2. Incoming Connector configuration

    1. Go to Exchange admin center > Mail Flow > Connectors and select Add a connector.
    2. Select Connection from Your organization's email server.
    3. Fill a name and leave on Retain internal Exchange email headers.
    4. Fill in the certificate subject name (this will be provided to you by Safetica)
    5. Save the connector.
HubSpot Video

 

3. Mail Flow Rule configuration

    1. Go to Exchange admin center > Mail Flow > Rules and select Create a new rule...
    2. Click More options...
    3. In Apply this rule if... choose The sender is external/internal and Inside the organization.

If you want to restrict which emails should be forwarded to Safetica server, you can add more conditions here. Inside the organization, however, must always be selected.

          d.  In Do the following... select Redirect the message to the following connector and choose the Outgoing connector you’ve created.

          e.   In Except if... select A message header matches these text patterns and input a header with name X-St-Checked-Casb and value yes.
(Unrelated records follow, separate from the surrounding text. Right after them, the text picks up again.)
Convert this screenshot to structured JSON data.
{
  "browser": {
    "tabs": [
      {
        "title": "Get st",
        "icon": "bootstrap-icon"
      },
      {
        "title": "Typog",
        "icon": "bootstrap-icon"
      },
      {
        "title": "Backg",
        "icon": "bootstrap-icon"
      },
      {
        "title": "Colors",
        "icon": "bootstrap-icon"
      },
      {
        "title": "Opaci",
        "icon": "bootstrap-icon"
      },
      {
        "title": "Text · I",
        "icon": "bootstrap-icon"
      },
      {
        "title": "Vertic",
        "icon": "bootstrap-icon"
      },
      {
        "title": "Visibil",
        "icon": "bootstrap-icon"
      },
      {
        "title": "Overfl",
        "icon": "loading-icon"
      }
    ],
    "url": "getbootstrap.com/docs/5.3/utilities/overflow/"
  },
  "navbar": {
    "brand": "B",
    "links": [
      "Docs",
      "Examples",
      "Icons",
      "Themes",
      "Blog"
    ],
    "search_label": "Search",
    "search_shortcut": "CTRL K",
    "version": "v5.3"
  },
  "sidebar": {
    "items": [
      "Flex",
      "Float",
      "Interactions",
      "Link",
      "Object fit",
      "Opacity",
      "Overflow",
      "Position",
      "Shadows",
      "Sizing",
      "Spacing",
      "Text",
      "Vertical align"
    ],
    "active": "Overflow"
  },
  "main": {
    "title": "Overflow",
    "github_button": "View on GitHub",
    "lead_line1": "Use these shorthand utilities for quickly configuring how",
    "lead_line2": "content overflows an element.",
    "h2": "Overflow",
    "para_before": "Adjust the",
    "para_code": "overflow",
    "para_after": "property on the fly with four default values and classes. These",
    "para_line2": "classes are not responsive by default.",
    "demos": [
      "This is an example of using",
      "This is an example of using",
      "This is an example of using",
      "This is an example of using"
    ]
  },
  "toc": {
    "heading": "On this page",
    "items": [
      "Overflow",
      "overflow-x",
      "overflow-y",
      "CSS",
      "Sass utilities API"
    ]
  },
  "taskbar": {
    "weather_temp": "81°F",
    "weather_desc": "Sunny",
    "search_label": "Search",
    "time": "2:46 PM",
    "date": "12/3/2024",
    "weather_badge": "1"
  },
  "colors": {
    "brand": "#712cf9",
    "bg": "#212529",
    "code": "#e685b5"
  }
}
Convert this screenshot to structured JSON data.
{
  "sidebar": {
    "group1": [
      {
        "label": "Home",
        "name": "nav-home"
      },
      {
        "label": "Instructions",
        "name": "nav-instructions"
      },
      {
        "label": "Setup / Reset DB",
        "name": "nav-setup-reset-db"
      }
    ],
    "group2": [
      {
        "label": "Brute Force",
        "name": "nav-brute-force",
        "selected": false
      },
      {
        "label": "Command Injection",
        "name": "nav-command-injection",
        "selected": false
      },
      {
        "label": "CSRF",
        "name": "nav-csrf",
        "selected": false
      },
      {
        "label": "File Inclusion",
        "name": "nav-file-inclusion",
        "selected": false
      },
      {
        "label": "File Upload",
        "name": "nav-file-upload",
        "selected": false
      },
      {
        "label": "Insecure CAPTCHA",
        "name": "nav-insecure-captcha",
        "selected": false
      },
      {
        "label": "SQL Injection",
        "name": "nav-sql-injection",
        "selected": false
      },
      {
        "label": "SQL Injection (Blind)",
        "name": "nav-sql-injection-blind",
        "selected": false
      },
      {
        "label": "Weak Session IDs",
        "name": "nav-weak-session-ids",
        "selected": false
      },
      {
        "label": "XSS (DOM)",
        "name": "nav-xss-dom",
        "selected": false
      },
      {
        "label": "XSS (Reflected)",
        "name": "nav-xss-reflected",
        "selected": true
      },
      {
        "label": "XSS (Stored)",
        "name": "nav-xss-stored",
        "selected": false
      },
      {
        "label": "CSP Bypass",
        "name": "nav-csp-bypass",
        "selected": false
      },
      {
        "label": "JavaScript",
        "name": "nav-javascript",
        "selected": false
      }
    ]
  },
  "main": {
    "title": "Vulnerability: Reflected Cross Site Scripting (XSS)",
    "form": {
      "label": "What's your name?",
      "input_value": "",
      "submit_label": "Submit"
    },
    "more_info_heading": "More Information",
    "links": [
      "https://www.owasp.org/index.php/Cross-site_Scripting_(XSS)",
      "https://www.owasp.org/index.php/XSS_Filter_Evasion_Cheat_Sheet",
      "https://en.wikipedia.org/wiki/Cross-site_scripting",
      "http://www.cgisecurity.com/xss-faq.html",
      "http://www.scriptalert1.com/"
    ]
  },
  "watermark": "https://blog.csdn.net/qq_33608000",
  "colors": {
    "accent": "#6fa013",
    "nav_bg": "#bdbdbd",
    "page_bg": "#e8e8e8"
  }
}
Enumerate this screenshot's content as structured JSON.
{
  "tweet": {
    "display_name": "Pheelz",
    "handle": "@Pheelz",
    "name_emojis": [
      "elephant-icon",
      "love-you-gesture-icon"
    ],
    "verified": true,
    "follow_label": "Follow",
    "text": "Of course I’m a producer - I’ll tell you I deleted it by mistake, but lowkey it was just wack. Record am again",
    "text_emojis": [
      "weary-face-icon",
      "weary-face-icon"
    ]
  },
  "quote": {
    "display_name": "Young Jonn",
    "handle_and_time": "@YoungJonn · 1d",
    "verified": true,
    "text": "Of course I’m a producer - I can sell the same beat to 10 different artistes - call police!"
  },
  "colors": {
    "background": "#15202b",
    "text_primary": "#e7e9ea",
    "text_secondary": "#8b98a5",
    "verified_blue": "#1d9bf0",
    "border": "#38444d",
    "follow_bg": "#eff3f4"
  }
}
           f.   Check Stop processing more rules.

           g.  Save the rule. We recommend you place your new rule at the top of the rule list. Rules placed before this mail flow rule are evaluated twice. First, when the email is passed to Safetica; and second, when the email is forwarded back to Exchange.

           h.   All configured emails will be forwarded to CASB after a short while.


HubSpot Video

 

If you experience any issues, you can deactivate the rule by unchecking the ON checkbox. After that, emails will stop being forwarded to Safetica CASB.